Categorize Free-Text Bank Transaction Descriptions Using BERT | by Jin Cui | Jan, 2023


Expense by Category. Chart by author

I purchased a property towards the end of calendar year 2022 with a mortgage. Given the increase in financial commitments, I wanted to keep a tab on my expenses. It had never occurred to me prior to this point, that I actually had no idea where I have been spending the most. Figuring this out may be a good starting point for my own expense management.

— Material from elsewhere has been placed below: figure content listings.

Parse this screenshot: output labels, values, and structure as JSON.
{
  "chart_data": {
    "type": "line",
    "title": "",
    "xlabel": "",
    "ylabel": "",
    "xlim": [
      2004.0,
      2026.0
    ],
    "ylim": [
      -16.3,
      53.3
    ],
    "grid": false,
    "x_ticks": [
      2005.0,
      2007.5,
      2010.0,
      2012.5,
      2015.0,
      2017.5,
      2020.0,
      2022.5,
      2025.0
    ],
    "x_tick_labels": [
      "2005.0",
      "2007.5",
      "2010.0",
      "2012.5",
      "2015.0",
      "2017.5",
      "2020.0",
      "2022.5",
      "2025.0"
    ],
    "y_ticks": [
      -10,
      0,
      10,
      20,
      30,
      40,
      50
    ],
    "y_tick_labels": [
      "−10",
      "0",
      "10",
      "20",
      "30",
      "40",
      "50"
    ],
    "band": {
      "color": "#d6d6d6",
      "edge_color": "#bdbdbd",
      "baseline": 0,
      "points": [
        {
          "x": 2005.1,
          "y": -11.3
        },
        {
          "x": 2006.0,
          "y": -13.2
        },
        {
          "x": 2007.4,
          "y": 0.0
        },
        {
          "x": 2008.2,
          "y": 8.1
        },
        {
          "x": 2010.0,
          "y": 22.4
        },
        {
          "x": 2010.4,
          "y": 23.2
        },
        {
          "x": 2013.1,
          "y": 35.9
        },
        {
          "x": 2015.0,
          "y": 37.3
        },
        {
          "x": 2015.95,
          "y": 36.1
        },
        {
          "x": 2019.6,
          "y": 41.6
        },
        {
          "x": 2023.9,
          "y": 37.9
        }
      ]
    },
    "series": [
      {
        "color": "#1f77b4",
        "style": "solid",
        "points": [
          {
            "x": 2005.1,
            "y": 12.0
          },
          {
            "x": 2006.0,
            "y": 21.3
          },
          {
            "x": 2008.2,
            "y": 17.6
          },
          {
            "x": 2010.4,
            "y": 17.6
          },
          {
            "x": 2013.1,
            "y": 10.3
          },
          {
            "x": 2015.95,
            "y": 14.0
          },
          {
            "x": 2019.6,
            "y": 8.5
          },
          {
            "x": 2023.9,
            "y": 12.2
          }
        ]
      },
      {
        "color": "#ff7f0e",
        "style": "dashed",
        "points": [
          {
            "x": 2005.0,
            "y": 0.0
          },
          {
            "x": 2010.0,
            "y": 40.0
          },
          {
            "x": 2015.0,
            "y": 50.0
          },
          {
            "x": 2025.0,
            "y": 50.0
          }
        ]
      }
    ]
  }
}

Naturally I turned to the bank transactions data which I downloaded from the online banking portal in a .csv format. A snippet of this for the last few days of 2022 is provided below.

Image 1: Writer’s bank transaction data. Image by author

Based on snippet above, it seems I spent proportionally more on food (as highlighted in green). More importantly, the transaction descriptions are free-text based, is there a way to automatically classify these into a number of pre-defined expense categories (e.g. food, grocery shopping, utilities and etc.)?

There is at least one way using pre-trained Large Language Models like BERT, and this article offers a tutorial as to how!

Whilst ChatGPT being a state-of-the-art Text Generation model is attracting a lot of attention at this time, it is generally not considered a General Purpose model — one such as BERT which can be used across multiple Natural Language Understanding tasks. Some examples of these are Grammar Detection, Sentiment Classification, Text Similarity, Q & A Inference and etc.

BERT was developed and released by Google in 2018. It’s a pre-trained model using text passages on Wikipedia and BookCorpus (to ensure the training data are grammatically sound).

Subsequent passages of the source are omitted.